Good Grief, I’m still rolling on the floor! Brilliant! LOL Why haven’t we seen more of her humor?
Oh, thanks for that, Diana! I’d nearly forgotten about that one. I don’t see how…
Linked to it from my blog too!
Beth, I believe your penis started this. And when I say “your” penis, well, you know what I mean.(g)
Sharaf, you can’t find Ode To A Penis anywhere else because it hasn’t been published. Shocking, I know, because there must a HUGE market for humorous poems about the penis, but there you are.
Ah, love ya, Diana.(g)
Well, all I can say is, I posted it, with full credit of course, in the Cellar on my message board and so far, all of the responses are posts filled with ROFL smileys!!
I LOVE it! Perhaps you could do an entire collection of penis poems….
Nightsmusic,
A collection of penis poems?
Ah yes, a seminal book of epic proportions.
Pam
OMG!!!! Dying here!!! ROFL ROFL
Novel woman: You are right, I didn’t find this particular poem when I looked it up on the web. There was one called “Ode to the Circumcised Penis”. There were other’s I didn’t explore. So this one was never in print, umm, I wonder what it was I had read? Oh well, now I can say for sure I’ve read it.
Wonder what it is about the word “penis” that makes it difficult to say or write about. It’s given a 100 different names but the correct one. Even my husband can’t even say the name. It’s always Me and the Boys. I blame it on his mother. You would not beleive what she use to call it.
Sharaf,
You can’t leave us hanging (no pun intended) like this. What did your mother-in-law call it?

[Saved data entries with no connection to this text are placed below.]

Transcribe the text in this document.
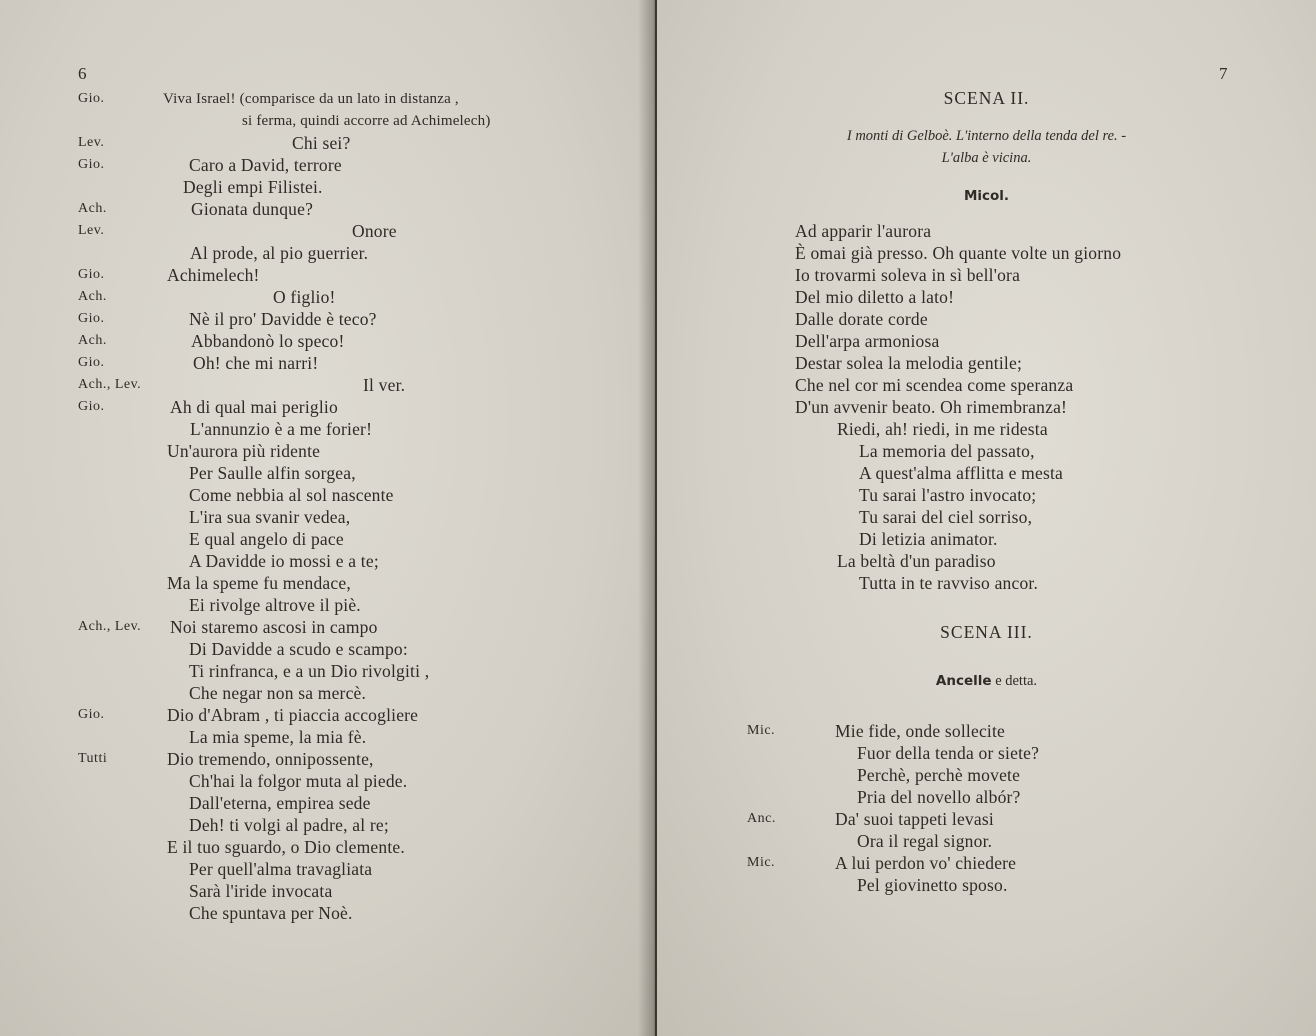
6
Gio.	Viva Israel! (comparisce da un lato in distanza ,
si ferma, quindi accorre ad Achimelech)
Lev.	Chi sei?
Gio.	Caro a David, terrore
Degli empi Filistei.
Ach.	Gionata dunque?
Lev.	Onore
Al prode, al pio guerrier.
Gio.	Achimelech!
Ach.	O figlio!
Gio.	Nè il pro' Davidde è teco?
Ach.	Abbandonò lo speco!
Gio.	Oh! che mi narri!
Ach., Lev.	Il ver.
Gio.	Ah di qual mai periglio
L'annunzio è a me forier!
Un'aurora più ridente
Per Saulle alfin sorgea,
Come nebbia al sol nascente
L'ira sua svanir vedea,
E qual angelo di pace
A Davidde io mossi e a te;
Ma la speme fu mendace,
Ei rivolge altrove il piè.
Ach., Lev. Noi staremo ascosi in campo
Di Davidde a scudo e scampo:
Ti rinfranca, e a un Dio rivolgiti ,
Che negar non sa mercè.
Gio.	Dio d'Abram , ti piaccia accogliere
La mia speme, la mia fè.
Tutti	Dio tremendo, onnipossente,
Ch'hai la folgor muta al piede.
Dall'eterna, empirea sede
Deh! ti volgi al padre, al re;
E il tuo sguardo, o Dio clemente.
Per quell'alma travagliata
Sarà l'iride invocata
Che spuntava per Noè.
7
SCENA II.
I monti di Gelboè. L'interno della tenda del re. -
L'alba è vicina.
Micol.
Ad apparir l'aurora
È omai già presso. Oh quante volte un giorno
Io trovarmi soleva in sì bell'ora
Del mio diletto a lato!
Dalle dorate corde
Dell'arpa armoniosa
Destar solea la melodia gentile;
Che nel cor mi scendea come speranza
D'un avvenir beato. Oh rimembranza!
Riedi, ah! riedi, in me ridesta
La memoria del passato,
A quest'alma afflitta e mesta
Tu sarai l'astro invocato;
Tu sarai del ciel sorriso,
Di letizia animator.
La beltà d'un paradiso
Tutta in te ravviso ancor.
SCENA III.
Ancelle e detta.
Mic.	Mie fide, onde sollecite
Fuor della tenda or siete?
Perchè, perchè movete
Pria del novello albór?
Anc.	Da' suoi tappeti levasi
Ora il regal signor.
Mic.	A lui perdon vo' chiedere
Pel giovinetto sposo.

My parents, for reasons known only to them, called it a dingus, which always puts me in mind of Meryl Streep in that Australian movie who says, “A dingo stole my baby!”
Now there’s a visual…
Novel Woman:
I really was hoping the word would go with her to her grave. I don’t know if I can spell it, but here goes. “Jew-jew” or “ju-ju”. Nobody in her family knew where she got it. The first time my husband said the word, I started out with a grin, then a giggle, and the more I thought about it I went into uncontrolable laughing. I know it’s just a silly little word, but I couldn’t imagine my husband and his brother out behind the barn discussing their Ju-Ju’s.
Pam:
You’ll be happy to know that, upon reading your poem to my DH, he whipped out his Manroot, or should I call it his “Bald Avenger,” for me to handle deftly!
Midge
Just a follow up to my recent comment. In the literary sense, can’t you just see the fair maiden swooning over that word.
Oh, too funny! Thank you Diana and Pam. I’ve only ever heard my DH use the phrase “one-eyed snake!”
Diaen
Too funny! And great advice.
I have been thinking about why author’s use such descriptive prose in describing the female and male anatomy. Maybe if they used clinical terms it would soon read like a medical text book. Now that would soon kill the mood. I suppose it’s also to show sensitivity to all readers different views of sex. It can get quite hilarious without meaning to. You really do have to stretch your imagination sometimes just to understand what part of the body they are describing and what’s its purpose.
ROFL Hilarious! It’s about time someone wrote a poem about this adorable tool. lol
Well, my ex calls his penis his “dinker.” I have no idea why he would call it that, let alone admit to it…
Monta:
I hope you don’t get offended. Maybe, your ex was referring to size.